Spark 0.8显著减少了shuffle的内存压力,现在Map output不需要先全部存储在内存中,再flush到硬盘,而是record-by-record写入到磁盘中。同时对于shuffle文件的管理也独立出新的ShuffleBlockManager进行管理,而不是与rdd cache文件在一起了。

但是这一版Spark 0.8的shuffle write仍然有两个大的问题没有解决:

  • 首先依旧是shuffle文件过多的问题,shuffle文件过多一是会造成文件系统的压力过大,二是会降低IO的吞吐量。
  • 其次虽然Map output数据不再需要预先在内存中evaluate显著减少了内存压力,但是新引入的DiskObjectWriter所带来的buffer开销也是一个不容小视的内存开销。假定我们有1k个Mapper和1k个Reducer,那么就会有1M个bucket,于此同时就会有1M个write handler,而每一个write handler默认需要100KB内存,那么总共需要100GB的内存。这样的话仅仅是buffer就需要这么多的内存,内存的开销是惊人的。当然实际情况下这1k个Mapper是分时运行的话,所需的内存就只有cores * reducer numbers * 100KB大小了。但是reducer数量很多的话,这个buffer的内存开销也是蛮厉害的。
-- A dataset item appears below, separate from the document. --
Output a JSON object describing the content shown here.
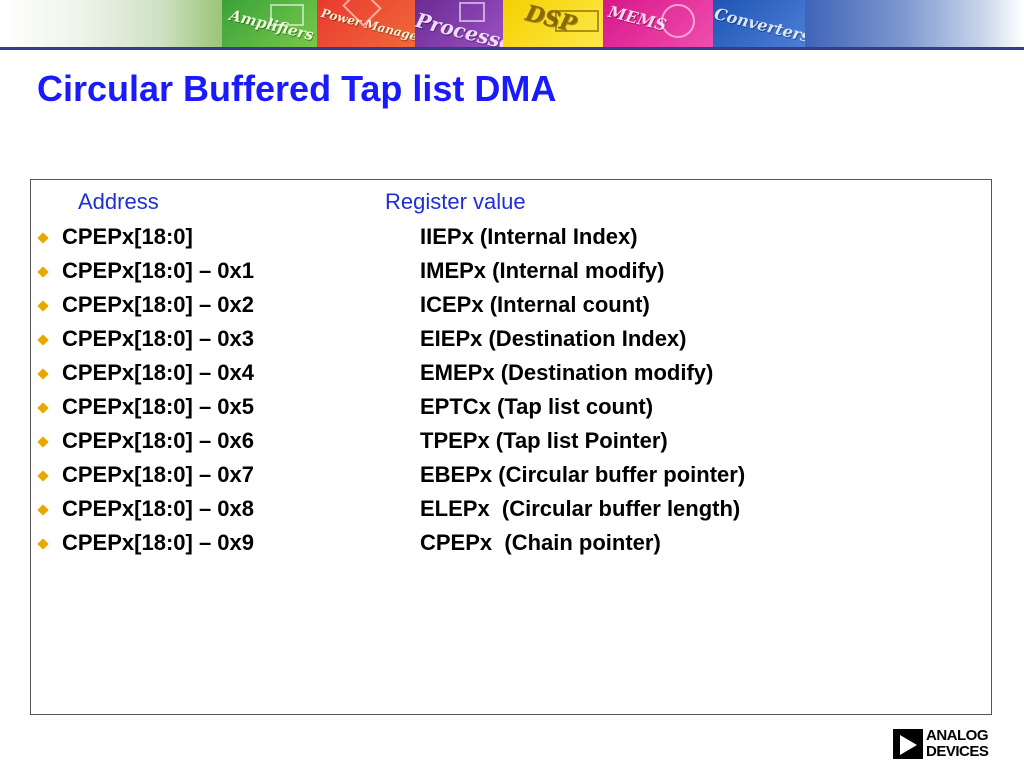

为了解决shuffle文件过多的情况,Spark 0.8.1引入了新的shuffle consolidation,以期显著减少shuffle文件的数量。

首先我们以图例来介绍一下shuffle consolidation的原理。

spark shuffle  consolidation process

假定该job有4个Mapper和4个Reducer,有2个core,也就是能并行运行两个task。我们可以算出Spark的shuffle write共需要16个bucket,也就有了16个write handler。在之前的Spark版本中,每一个bucket对应的是一个文件,因此在这里会产生16个shuffle文件。

而在shuffle consolidation中每一个bucket并非对应一个文件,而是对应文件中的一个segment,同时shuffle consolidation所产生的shuffle文件数量与Spark core的个数也有关系。在上面的图例中,job的4个Mapper分为两批运行,在第一批2个Mapper运行时会申请8个bucket,产生8个shuffle文件;而在第二批Mapper运行时,申请的8个bucket并不会再产生8个新的文件,而是追加写到之前的8个文件后面,这样一共就只有8个shuffle文件,而在文件内部这有16个不同的segment。因此从理论上讲shuffle consolidation所产生的shuffle文件数量为C×R,其中C是Spark集群的core number,R是Reducer的个数。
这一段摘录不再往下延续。